Publié le 28 sep 2020Lecture 3 min
Facteurs de risque d’échec du traitement de la gale
F. CHASSET, Paris
La gale est un problème majeur de santé publique. Elle affecte environ 130 millions de personnes dans le monde. La prévalence a été estimée entre 2-4 % aux États-Unis et en Europe. Le taux d’échec du traitement est estimé à environ 30 % des cas, ce qui participe à la persistance de l’épidémie. Les facteurs de risque de réinfestation sont la promiscuité, la pauvreté et une hygiène faible.
Chez les patients hospitalisés, les facteurs de risque d’échec du traitement incluent l’immunodé pression, la démence et la gra batisation. À l’inverse, il n’y a pas d’étude ayant évalué les facteurs de risque d’échec du traitement en population ambulatoire. Cette étude a inclus consécutivement entre juin 2011 et décembre 2013 tous les patients vus au centre hospitalier de Rouen, ainsi que dans 14 cabinets de dermatologie dans la région.

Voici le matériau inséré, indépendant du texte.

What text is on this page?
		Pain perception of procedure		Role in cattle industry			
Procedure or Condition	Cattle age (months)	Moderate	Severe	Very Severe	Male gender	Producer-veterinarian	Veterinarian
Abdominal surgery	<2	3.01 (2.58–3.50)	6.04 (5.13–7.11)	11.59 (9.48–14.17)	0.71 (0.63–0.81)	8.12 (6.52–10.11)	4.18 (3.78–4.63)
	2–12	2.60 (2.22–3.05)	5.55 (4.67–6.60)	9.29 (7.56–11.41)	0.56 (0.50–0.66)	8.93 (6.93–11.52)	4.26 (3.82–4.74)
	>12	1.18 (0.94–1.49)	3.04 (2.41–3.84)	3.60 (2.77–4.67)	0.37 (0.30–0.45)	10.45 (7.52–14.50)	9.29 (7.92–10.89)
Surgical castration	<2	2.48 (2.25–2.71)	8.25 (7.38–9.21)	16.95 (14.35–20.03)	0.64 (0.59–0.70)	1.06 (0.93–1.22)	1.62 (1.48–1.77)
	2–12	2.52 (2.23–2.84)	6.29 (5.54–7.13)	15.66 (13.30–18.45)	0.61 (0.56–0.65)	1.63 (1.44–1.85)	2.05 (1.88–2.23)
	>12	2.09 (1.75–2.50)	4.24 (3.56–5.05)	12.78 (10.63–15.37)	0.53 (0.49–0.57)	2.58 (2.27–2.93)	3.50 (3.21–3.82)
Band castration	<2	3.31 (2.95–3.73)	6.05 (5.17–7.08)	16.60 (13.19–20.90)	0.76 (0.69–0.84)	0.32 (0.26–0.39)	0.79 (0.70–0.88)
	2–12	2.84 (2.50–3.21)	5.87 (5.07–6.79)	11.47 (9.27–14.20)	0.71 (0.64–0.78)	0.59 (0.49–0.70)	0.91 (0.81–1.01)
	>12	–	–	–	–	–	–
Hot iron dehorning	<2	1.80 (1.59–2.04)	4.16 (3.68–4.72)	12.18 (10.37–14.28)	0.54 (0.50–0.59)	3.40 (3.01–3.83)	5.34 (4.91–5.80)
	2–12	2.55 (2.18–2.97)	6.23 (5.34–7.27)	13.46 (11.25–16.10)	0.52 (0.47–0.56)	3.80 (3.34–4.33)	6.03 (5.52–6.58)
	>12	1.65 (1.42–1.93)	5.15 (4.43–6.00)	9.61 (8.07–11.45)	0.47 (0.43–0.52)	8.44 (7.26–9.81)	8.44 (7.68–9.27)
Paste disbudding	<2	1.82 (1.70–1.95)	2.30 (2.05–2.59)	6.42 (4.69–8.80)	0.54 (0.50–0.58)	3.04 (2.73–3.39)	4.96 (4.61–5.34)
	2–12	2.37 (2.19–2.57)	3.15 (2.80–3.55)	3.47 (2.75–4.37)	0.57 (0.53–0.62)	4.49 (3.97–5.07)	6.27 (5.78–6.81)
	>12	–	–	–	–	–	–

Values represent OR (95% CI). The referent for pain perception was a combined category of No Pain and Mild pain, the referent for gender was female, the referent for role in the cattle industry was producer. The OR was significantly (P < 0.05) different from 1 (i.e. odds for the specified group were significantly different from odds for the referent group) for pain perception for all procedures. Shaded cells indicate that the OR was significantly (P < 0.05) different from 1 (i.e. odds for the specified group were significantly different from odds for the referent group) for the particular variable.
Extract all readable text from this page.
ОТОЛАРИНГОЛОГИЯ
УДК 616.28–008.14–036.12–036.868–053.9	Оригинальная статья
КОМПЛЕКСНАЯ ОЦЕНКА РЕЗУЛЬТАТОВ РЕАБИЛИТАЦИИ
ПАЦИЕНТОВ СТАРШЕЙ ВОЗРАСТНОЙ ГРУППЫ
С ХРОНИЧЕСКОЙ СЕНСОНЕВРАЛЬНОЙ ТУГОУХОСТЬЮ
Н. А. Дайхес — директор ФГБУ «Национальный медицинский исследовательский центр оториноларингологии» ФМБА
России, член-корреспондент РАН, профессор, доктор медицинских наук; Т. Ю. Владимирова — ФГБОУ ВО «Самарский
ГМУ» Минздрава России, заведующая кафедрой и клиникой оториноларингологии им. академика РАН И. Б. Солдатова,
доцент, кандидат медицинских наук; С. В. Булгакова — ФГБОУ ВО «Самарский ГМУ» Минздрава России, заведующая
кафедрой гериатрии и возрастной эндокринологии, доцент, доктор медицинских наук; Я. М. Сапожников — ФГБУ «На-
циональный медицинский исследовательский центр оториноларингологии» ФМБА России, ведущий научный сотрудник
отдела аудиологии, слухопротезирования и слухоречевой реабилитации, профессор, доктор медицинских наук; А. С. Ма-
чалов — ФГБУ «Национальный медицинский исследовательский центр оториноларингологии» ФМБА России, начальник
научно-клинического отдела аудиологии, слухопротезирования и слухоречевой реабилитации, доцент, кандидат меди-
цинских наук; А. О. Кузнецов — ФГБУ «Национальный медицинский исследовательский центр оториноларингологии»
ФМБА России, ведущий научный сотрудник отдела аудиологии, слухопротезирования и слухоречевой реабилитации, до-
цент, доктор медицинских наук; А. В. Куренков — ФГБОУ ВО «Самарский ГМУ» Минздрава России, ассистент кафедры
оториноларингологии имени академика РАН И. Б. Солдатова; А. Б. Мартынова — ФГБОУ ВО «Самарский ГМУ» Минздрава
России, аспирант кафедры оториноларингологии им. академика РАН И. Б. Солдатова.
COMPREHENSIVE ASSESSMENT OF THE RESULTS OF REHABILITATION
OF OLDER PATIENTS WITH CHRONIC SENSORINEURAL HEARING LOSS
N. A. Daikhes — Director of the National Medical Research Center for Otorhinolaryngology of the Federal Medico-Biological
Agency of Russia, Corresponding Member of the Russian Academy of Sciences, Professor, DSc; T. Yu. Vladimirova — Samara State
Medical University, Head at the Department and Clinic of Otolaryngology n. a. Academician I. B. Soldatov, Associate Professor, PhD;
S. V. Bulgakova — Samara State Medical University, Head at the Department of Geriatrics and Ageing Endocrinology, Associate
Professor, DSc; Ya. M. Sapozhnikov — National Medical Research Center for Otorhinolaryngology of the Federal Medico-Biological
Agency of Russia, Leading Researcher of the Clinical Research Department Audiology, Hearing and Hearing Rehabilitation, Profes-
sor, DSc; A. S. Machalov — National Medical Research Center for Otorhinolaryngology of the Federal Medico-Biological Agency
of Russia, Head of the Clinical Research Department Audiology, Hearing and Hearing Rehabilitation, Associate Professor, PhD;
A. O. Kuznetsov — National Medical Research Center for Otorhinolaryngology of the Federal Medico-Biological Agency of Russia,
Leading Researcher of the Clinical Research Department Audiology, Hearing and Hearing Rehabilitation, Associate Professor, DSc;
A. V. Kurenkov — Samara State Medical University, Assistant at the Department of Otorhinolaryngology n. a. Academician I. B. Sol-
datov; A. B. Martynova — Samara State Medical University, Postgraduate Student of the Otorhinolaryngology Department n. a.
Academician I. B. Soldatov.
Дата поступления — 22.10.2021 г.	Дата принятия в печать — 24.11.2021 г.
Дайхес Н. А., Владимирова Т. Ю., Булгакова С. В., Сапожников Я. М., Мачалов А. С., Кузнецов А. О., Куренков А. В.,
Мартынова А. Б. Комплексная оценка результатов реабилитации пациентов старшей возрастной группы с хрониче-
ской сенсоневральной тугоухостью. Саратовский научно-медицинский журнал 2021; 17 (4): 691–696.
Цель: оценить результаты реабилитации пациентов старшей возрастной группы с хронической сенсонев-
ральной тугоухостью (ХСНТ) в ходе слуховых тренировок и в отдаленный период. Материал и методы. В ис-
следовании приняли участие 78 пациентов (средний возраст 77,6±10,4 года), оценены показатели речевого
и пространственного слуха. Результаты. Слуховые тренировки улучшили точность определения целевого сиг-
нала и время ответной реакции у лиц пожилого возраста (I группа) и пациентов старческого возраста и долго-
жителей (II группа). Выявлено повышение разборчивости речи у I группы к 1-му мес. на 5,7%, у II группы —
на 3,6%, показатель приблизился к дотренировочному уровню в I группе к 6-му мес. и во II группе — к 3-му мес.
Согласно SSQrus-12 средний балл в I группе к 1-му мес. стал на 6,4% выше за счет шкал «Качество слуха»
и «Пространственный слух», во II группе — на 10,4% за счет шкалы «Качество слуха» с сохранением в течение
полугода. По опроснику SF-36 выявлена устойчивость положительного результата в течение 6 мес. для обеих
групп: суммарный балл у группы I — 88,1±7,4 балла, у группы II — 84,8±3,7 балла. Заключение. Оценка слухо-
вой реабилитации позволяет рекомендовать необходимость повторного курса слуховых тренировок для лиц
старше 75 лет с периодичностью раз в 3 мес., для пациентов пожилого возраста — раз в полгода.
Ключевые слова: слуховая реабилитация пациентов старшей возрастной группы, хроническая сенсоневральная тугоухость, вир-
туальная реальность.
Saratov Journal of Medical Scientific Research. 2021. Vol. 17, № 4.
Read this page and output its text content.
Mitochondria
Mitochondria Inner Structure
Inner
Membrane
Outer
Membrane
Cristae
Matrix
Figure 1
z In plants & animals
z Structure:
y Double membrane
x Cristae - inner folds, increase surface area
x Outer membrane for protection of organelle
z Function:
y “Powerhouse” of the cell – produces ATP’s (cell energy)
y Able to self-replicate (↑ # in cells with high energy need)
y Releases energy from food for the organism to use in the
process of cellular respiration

Les critères d’inclusion étaient un diagnostic de gale fait cliniquement et/ou avec un dermatoscope ; l’accord pour remplir un questionnaire standardisé sur les conditions de vie et le traitement reçu ainsi qu’une réévaluation à 3 mois pour pouvoir juger de l’efficacité du traitement. Les patients étaient divisés en 2 groupes : groupe succès (guérison de la gale à 3 mois) et groupe échec (correspondant à la persistance de symptômes à 3 mois, ou une consultation pour la persistance de signes alors qu’un traitement préalable avait été initié pour une gale). Il n’y avait aucune recommandation quant au choix du traitement local ou systémique ainsi que sur les mesures d’hygiènes à proposer.
Parmi les 231 patients inclus, 21 (9 %) ont été exclus car ils n’ont pas pu être réévalués à 3 mois. Les facteurs de risque d’échec de traitement liés aux caractéristiques de l’infection et aux conditions de vie étaient l’apparition des symptômes > 1 mois avant le diagnostic odds ratio (OR 3,97 [IC95 % : 2,10- 7,51], la présence d’une co-infestation dans la famille (OR = 1,82 [IC95 % : 1,05-3,16]) et la présence d’une garde d’enfant (OR = 2,55 [IC95 % : 1,03-6,32]). Les facteurs de risque d’échec de traitement liés au traitement reçu étaient la présence d’un traitement en monothérapie locale par benzoate de benzyle ou ivermectine par rapport à la combinaison des deux (OR = 2,15 [IC95 % : 1,22-3,77]), la prise d’une seule dose d’ivermectine versus deux doses (OR = 10,2 [IC95 % : 4,49-23,2]), la prise d’ivermectine pendant un repas plutôt qu’à jeun (OR = 4,31 [IC95 % : 1,28- 4,99]), l’absence de traitement de tout l’entourage (OR = 2,52 [IC95 % : 1,28-4,99]) ; l’absence de décontamination du linge/literie… (OR = 8,72 [IC95 % : 3,50- 21,8]) ; l’absence de documents écrits informatifs (OR = 5,18 [IC95 % : 2,57-10,4]) et l’utilisation de dermocorticoïdes après le traitement (OR = 2,05 [IC95 % : 1,11- 3,79]). Les facteurs restant significativement associés avec l’échec du traitement en analyse multivariée étaient la présence de symptôme > 1 mois avant le diagnostic, la présence d’autres cas dans l’entourage, l’absence de décontamination du linge/ literie, une seule prise d’ivermectine versus 2 prises (avec ou sans traitement local), un traitement local par benzoate de benzyle plutôt qu’un traitement par 2 doses d’ivermectine.
Au total, cette étude de cohorte de patients ambulatoire en « vraie vie » apporte des informations très importantes sur la prise en charge des patients ayant une gale.
Tout d’abord un traitement par benzoate de benzyle seul semble inférieur à un traitement par deux doses d’ivermectine ou l’association d’un traitement local et systémique. Par ailleurs, une seule prise d’ivermectine sans 2e prise 10-14 j plus tard est également un facteur de risque d’échec du traitement. Il semble être nécessaire d’insister sur une prise à jeun de l’ivermectine. Cette étude confirme que les mesures de décontamination du linge, de la literie… sont essentielles à la bonne prise en charge des patients. Ces mesures sont souvent contraignantes pour les patients et souvent mal comprises, difficiles à mettre en place et non remboursées. Enfin, les mesures d’information écrite sont un moyen simple et efficace d’améliorer la prise en charge des patients.